What kind of constitutional right depends on euphemisms and doublespeak for its survival? Maybe the kind that relied on penumbras and emanations for its creation.

Actually, Ginsburg does strike a blow for linguistic clarity—and, indeed, legal and moral clarity—at one spot. She points out that the majority opinion accepted Congress' ban on partial-birth abortions because of their brutal nature. But another kind of abortion procedure that Congress left alone "could equally be characterized as 'brutal.'"

Yes, indeed, it could. But, right now, more people grasp the brutality of partial-birth abortion and recognize the struggling humanity of the unborn child at the heart of this "procedure." One of those was a nurse who once assisted the pioneer of the partial-birth abortions. Here's what she told the Senate:

"Dr. (Martin) Haskell went in with forceps and grabbed the baby's legs and pulled them down into the birth canal. Then he delivered the baby's body and the arms, everything but the head. The doctor kept the head right inside the uterus ... The baby's little fingers were clasping and unclasping, and his little feet were kicking.

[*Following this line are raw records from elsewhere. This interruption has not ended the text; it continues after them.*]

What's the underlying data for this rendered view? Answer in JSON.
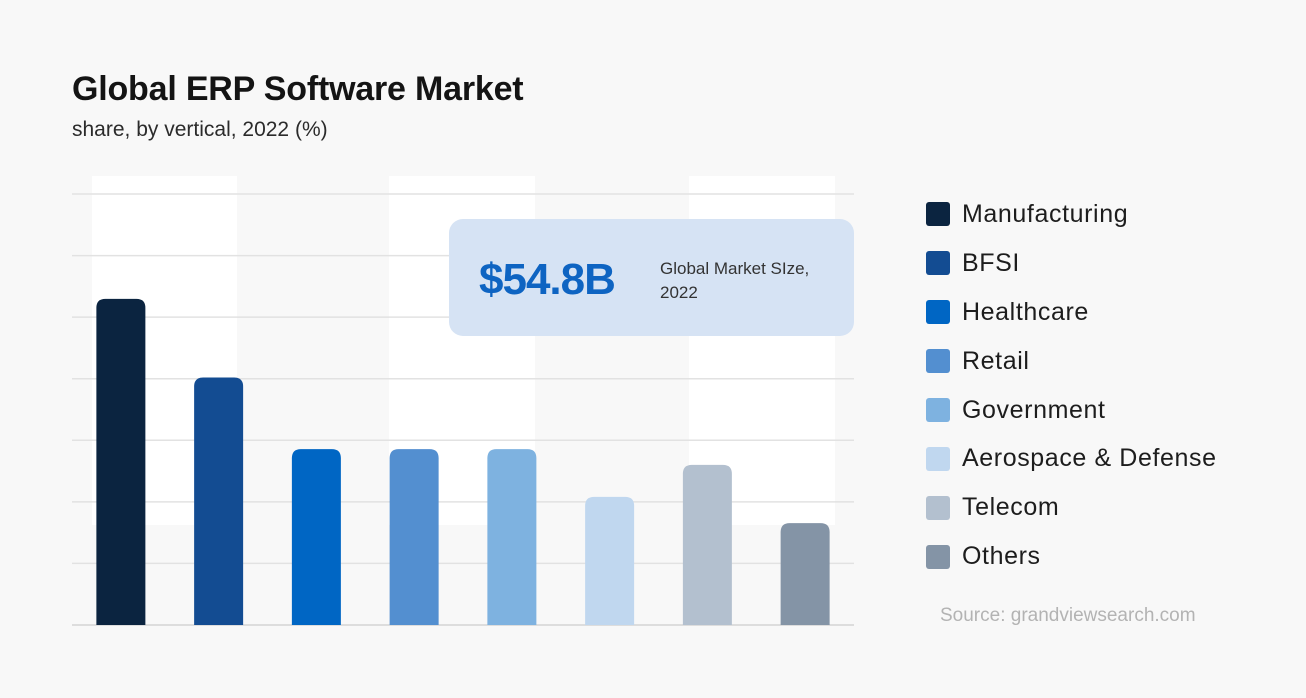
{
  "chart_data": {
    "type": "bar",
    "title": "Global ERP Software Market",
    "subtitle": "share, by vertical, 2022 (%)",
    "categories": [
      "Manufacturing",
      "BFSI",
      "Healthcare",
      "Retail",
      "Government",
      "Aerospace & Defense",
      "Telecom",
      "Others"
    ],
    "values": [
      5.6,
      4.25,
      3.02,
      3.02,
      3.02,
      2.2,
      2.75,
      1.75
    ],
    "colors": [
      "#0b2440",
      "#134c92",
      "#0066c4",
      "#538fd0",
      "#7eb2e0",
      "#c0d7ef",
      "#b3c0cf",
      "#8494a6"
    ],
    "ylim": [
      0,
      7.4
    ],
    "grid": true,
    "legend_position": "right",
    "callout": {
      "value": "$54.8B",
      "label": "Global Market SIze, 2022"
    },
    "source": "Source:  grandviewsearch.com"
  }
}
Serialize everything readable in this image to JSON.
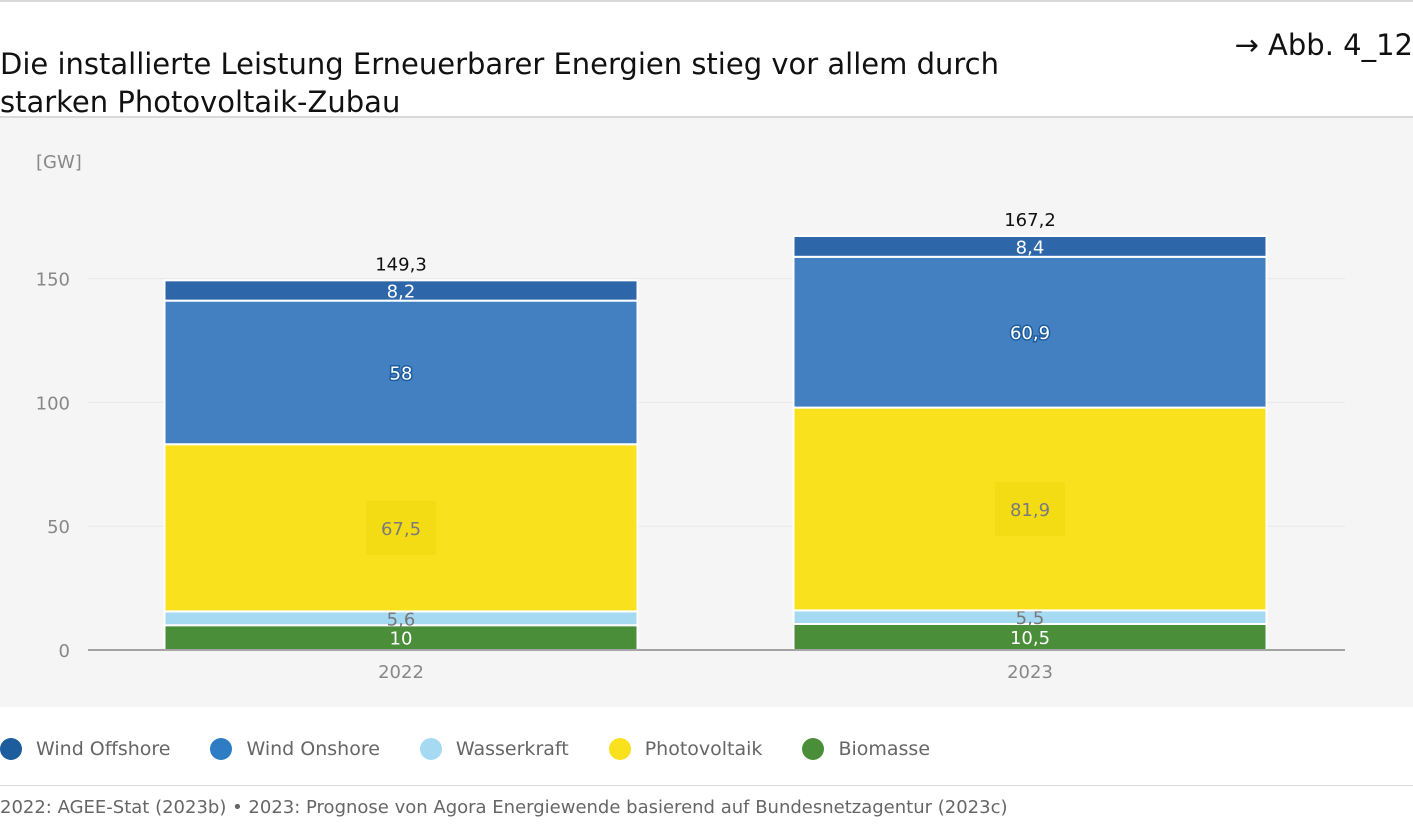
{
  "header": {
    "title": "Die installierte Leistung Erneuerbarer Energien stieg vor allem durch starken Photovoltaik-Zubau",
    "figure_ref": "→ Abb. 4_12"
  },
  "chart_data": {
    "type": "bar",
    "stacked": true,
    "ylabel": "[GW]",
    "ylim": [
      0,
      175
    ],
    "yticks": [
      0,
      50,
      100,
      150
    ],
    "grid": true,
    "categories": [
      "2022",
      "2023"
    ],
    "series": [
      {
        "name": "Biomasse",
        "values": [
          10,
          10.5
        ],
        "labels": [
          "10",
          "10,5"
        ],
        "color": "#4a8e3a",
        "label_color": "#ffffff"
      },
      {
        "name": "Wasserkraft",
        "values": [
          5.6,
          5.5
        ],
        "labels": [
          "5,6",
          "5,5"
        ],
        "color": "#a6daf2",
        "label_color": "#777777"
      },
      {
        "name": "Photovoltaik",
        "values": [
          67.5,
          81.9
        ],
        "labels": [
          "67,5",
          "81,9"
        ],
        "color": "#fae11e",
        "label_color": "#7a7a7a"
      },
      {
        "name": "Wind Onshore",
        "values": [
          58,
          60.9
        ],
        "labels": [
          "58",
          "60,9"
        ],
        "color": "#4380c2",
        "label_color": "#ffffff"
      },
      {
        "name": "Wind Offshore",
        "values": [
          8.2,
          8.4
        ],
        "labels": [
          "8,2",
          "8,4"
        ],
        "color": "#2d67aa",
        "label_color": "#ffffff"
      }
    ],
    "totals": [
      149.3,
      167.2
    ],
    "total_labels": [
      "149,3",
      "167,2"
    ],
    "legend_order": [
      "Wind Offshore",
      "Wind Onshore",
      "Wasserkraft",
      "Photovoltaik",
      "Biomasse"
    ],
    "legend_position": "bottom-left"
  },
  "legend": [
    {
      "label": "Wind Offshore",
      "color": "#1d5d9e"
    },
    {
      "label": "Wind Onshore",
      "color": "#2e7cc4"
    },
    {
      "label": "Wasserkraft",
      "color": "#a6daf2"
    },
    {
      "label": "Photovoltaik",
      "color": "#fae11e"
    },
    {
      "label": "Biomasse",
      "color": "#4a8e3a"
    }
  ],
  "source": "2022: AGEE-Stat (2023b) • 2023: Prognose von Agora Energiewende basierend auf Bundesnetzagentur (2023c)"
}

Then the doctor stuck the scissors in the back of his head, and the baby's arms jerked out, like a startle reaction, like a flinch, like a baby does when he thinks he is going to fall. The doctor opened up the scissors, stuck a high-powered suction tube into the opening, and sucked the baby's brains out. Now the baby went completely limp."

It has always seemed unfair, even unseemly, to use such quotes or to describe a partial-birth abortion. But how else to convey the barbarism that some thought should be legal and even constitutional? No more, after last week's balanced and humane Supreme Court ruling.